Talvez precisemos de procurar modelos e especialistas em sinodalidade ainda mais longe, onde a necessidade de encontrar a unidade na diversidade é maior. Os ativistas que trabalham incansavelmente como pacificadores para resolver conflitos armados, os trabalhadores de caridade que ajudam a prestar ajuda a comunidades divididas ou as pessoas que ministram em paróquias multiculturais podem oferecer tais modelos e conhecimentos. É importante notar que são estas pessoas que habitam as periferias para onde o Papa Francisco tantas vezes nos convidou a viajar.
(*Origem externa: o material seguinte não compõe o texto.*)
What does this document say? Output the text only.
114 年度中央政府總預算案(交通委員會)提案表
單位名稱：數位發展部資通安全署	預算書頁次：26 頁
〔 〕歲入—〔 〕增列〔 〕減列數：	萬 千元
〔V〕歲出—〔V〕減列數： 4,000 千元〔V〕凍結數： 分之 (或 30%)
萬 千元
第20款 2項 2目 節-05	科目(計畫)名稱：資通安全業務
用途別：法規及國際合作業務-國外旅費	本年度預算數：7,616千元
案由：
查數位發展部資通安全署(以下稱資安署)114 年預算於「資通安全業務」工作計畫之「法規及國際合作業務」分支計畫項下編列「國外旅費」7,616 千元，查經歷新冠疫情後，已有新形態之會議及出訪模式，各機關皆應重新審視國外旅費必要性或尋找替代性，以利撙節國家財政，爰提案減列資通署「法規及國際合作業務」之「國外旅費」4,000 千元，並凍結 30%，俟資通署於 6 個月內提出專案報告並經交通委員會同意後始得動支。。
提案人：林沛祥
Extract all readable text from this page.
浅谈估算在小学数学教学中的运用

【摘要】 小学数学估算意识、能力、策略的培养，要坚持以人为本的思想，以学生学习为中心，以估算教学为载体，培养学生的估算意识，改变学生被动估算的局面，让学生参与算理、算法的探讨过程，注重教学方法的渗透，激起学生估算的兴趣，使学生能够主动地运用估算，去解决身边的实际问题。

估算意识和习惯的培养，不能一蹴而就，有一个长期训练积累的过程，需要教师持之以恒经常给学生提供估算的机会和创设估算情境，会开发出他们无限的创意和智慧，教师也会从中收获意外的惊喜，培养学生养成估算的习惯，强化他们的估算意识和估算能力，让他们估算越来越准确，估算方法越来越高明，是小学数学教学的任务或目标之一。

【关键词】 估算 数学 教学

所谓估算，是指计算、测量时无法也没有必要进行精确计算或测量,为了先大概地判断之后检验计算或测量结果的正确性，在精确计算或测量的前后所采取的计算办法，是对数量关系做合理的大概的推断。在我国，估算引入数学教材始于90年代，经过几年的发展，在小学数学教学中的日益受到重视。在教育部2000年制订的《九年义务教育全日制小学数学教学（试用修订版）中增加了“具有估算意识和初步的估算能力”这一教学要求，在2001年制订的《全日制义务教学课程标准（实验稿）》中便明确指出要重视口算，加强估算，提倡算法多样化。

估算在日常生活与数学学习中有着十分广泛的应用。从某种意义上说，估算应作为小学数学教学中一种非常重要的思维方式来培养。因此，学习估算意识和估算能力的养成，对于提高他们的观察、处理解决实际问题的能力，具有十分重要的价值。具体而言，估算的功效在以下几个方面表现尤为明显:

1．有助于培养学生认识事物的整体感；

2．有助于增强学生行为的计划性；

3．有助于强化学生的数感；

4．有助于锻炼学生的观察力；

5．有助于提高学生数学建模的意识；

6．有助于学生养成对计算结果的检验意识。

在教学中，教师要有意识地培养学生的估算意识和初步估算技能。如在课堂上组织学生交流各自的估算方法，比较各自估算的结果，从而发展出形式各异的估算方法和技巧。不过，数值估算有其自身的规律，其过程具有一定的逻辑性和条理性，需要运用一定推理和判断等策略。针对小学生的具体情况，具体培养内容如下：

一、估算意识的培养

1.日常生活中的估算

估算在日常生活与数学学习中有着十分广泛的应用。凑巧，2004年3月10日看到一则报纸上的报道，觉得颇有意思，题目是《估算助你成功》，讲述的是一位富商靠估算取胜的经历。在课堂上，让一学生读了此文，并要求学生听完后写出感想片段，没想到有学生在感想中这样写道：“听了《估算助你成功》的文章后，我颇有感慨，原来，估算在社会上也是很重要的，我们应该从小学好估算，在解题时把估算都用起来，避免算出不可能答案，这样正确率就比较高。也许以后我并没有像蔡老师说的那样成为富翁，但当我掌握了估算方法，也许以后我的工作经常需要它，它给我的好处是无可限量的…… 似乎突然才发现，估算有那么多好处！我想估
Enquanto isso, porém, enquanto aqueles que já foram chamados para liderar a próxima sessão do Sínodo em outubro de 2024 pensam sobre o que está por vir, será importante ter firmemente em mente que este Sínodo está sendo conduzido ad experimentum, de forma experimental na base.
Por esta razão, não devemos ficar consternados se as nossas primeiras tentativas de sinodalidade forem potencialmente insuficientes, não funcionarem como esperado ou precisarem de ser revistas. Somente aprendendo com as deficiências das nossas experiências e procurando integrar a sabedoria proveniente de uma gama tão ampla quanto possível, poderemos realmente esperar descobrir a sinodalidade à qual o Senhor está a chamar a Igreja no terceiro milênio.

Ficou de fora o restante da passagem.